Our study found vascular invasion to be one of the factors with the highest CIF of recurrence. This is consistent with other studies that have shown vascular invasion to be an important prognostic factor in survival outcomes for CRC patients [18,19,20,21]. Courtney et al. found vascular invasion to be a prognostic factor independent of T or N stage, resulting in a decreased 5-year survival in CRC patients [22]. A study by Tsai et al. examined pathological features affecting disease recurrence and overall survival following curative resection in T2-4N0M0 CRC and found only T stage and vascular invasion were significant independent prognostic factors for relapse using Cox proportional hazards analysis [23]. There are mixed reports in regards to lymphatic invasion as a significant risk factor in subsequent disease recurrence and survival. The presence of lymphatic invasion has been correlated to poorer survival time [17] and a significant prognostic factor in CRC [20, 24], whereas other studies have not found as strong a prognostic association [21]. Numerous studies have found that lymphatic invasion correlates well with lymph node status, and therefore an important predictor of disease survival [18, 24, 25]. Perineural invasion has been found to be a significant prognostic factor in both univariate [23] and multivariate analyses with poorer survival rates in patients with the presence of perineural invasion [26].

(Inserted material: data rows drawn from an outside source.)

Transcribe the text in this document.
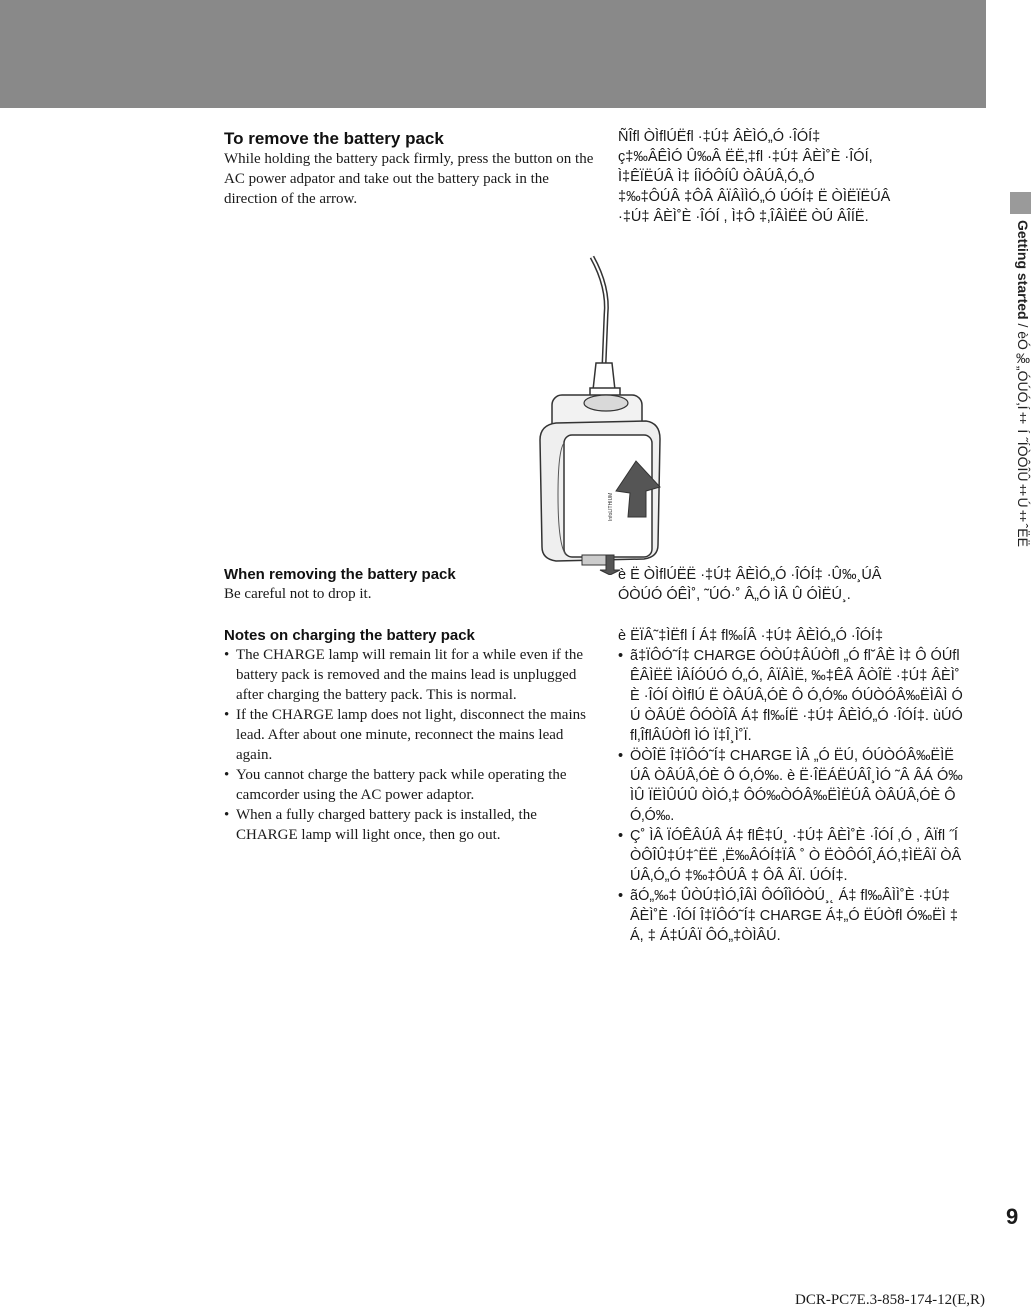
Getting started / èÓ‰„ÓÚÓ‚Í‡ Í ˝ÍÒÔÎÛ‡Ú‡ˆËË
To remove the battery pack

While holding the battery pack firmly, press the button on the AC power adpator and take out the battery pack in the direction of the arrow.

ÑÎfl ÒÌflÚËfl ·‡Ú‡ ÂÈÌÓ„Ó ·ÎÓÍ‡
ç‡‰ÂÊÌÓ Û‰Â ËË‚‡fl ·‡Ú‡ ÂÈÌ˚È ·ÎÓÍ,
Ì‡ÊÏËÚÂ Ì‡ ÍÌÓÔÍÛ ÒÂÚÂ‚Ó„Ó
‡‰‡ÔÚÂ ‡ÔÂ ÂÏÂÌÌÓ„Ó ÚÓÍ‡ Ë ÒÌËÏËÚÂ
·‡Ú‡ ÂÈÌ˚È ·ÎÓÍ , Ì‡Ô ‡‚ÎÂÌËË ÒÚ ÂÎÍË.
InfoLITHIUM
When removing the battery pack

Be careful not to drop it.

è Ë ÒÌflÚËË ·‡Ú‡ ÂÈÌÓ„Ó ·ÎÓÍ‡ ·Û‰¸ÚÂ
ÓÒÚÓ ÓÊÌ˚, ˜ÚÓ·˚ Â„Ó ÌÂ Û ÓÌËÚ¸.
Notes on charging the battery pack
• The CHARGE lamp will remain lit for a while even if the battery pack is removed and the mains lead is unplugged after charging the battery pack. This is normal.
• If the CHARGE lamp does not light, disconnect the mains lead. After about one minute, reconnect the mains lead again.
• You cannot charge the battery pack while operating the camcorder using the AC power adaptor.
• When a fully charged battery pack is installed, the CHARGE lamp will light once, then go out.
è ËÏÂ˜‡ÌËfl Í Á‡ fl‰ÍÂ ·‡Ú‡ ÂÈÌÓ„Ó ·ÎÓÍ‡
• ã‡ÏÔÓ˜Í‡ CHARGE ÓÒÚ‡ÂÚÒfl „Ó fl˘ÂÈ Ì‡ Ô ÓÚflÊÂÌËË ÌÂÍÓÚÓ Ó„Ó, ÂÏÂÌË‚ ‰‡ÊÂ ÂÒÎË ·‡Ú‡ ÂÈÌ˚È ·ÎÓÍ ÒÌflÚ Ë ÒÂÚÂ‚ÓÈ Ô Ó‚Ó‰ ÓÚÒÓÂ‰ËÌÂÌ ÓÚ ÒÂÚË ÔÓÒÎÂ Á‡ fl‰ÍË ·‡Ú‡ ÂÈÌÓ„Ó ·ÎÓÍ‡. ùÚÓ fl‚ÎflÂÚÒfl ÌÓ Ï‡Î¸Ì˚Ï.
• ÖÒÎË Î‡ÏÔÓ˜Í‡ CHARGE ÌÂ „Ó ËÚ, ÓÚÒÓÂ‰ËÌËÚÂ ÒÂÚÂ‚ÓÈ Ô Ó‚Ó‰. è Ë·ÎËÁËÚÂÎ¸ÌÓ ˜Â ÂÁ Ó‰ÌÛ ÏËÌÛÚÛ ÒÌÓ‚‡ ÔÓ‰ÒÓÂ‰ËÌËÚÂ ÒÂÚÂ‚ÓÈ Ô Ó‚Ó‰.
• Ç˚ ÌÂ ÏÓÊÂÚÂ Á‡ flÊ‡Ú¸ ·‡Ú‡ ÂÈÌ˚È ·ÎÓÍ ‚Ó , ÂÏfl ˝ÍÒÔÎÛ‡Ú‡ˆËË ‚Ë‰ÂÓÍ‡ÏÂ ˚ Ò ËÒÔÓÎ¸ÁÓ‚‡ÌËÂÏ ÒÂÚÂ‚Ó„Ó ‡‰‡ÔÚÂ ‡ ÔÂ ÂÏ. ÚÓÍ‡.
• ãÓ„‰‡ ÛÒÚ‡ÌÓ‚ÎÂÌ ÔÓÎÌÓÒÚ¸˛ Á‡ fl‰ÂÌÌ˚È ·‡Ú‡ ÂÈÌ˚È ·ÎÓÍ Î‡ÏÔÓ˜Í‡ CHARGE Á‡„Ó ËÚÒfl Ó‰ËÌ ‡Á, ‡ Á‡ÚÂÏ ÔÓ„‡ÒÌÂÚ.
9
DCR-PC7E.3-858-174-12(E,R)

While advancement in local and systemic therapy for CRC have been made in recent years since data acquisition for the present study (i.e. radiotherapy for rectal cancer, the addition of oxaliplatin for Stage III adjuvant therapy, immunotherapy for Stage IV disease, total neoadjuvant therapy, etc.), the recurrence risks for adenocarcinoma remain consistent, a fact this paper brings to light when compared with more contemporary data sets. The data from this cohort serves as a benchmark against which more modern results can be compared. Clearly, further research is needed to identify and refine understanding of risk factors which most significantly influence CRC patient outcomes (i.e. ctDNA).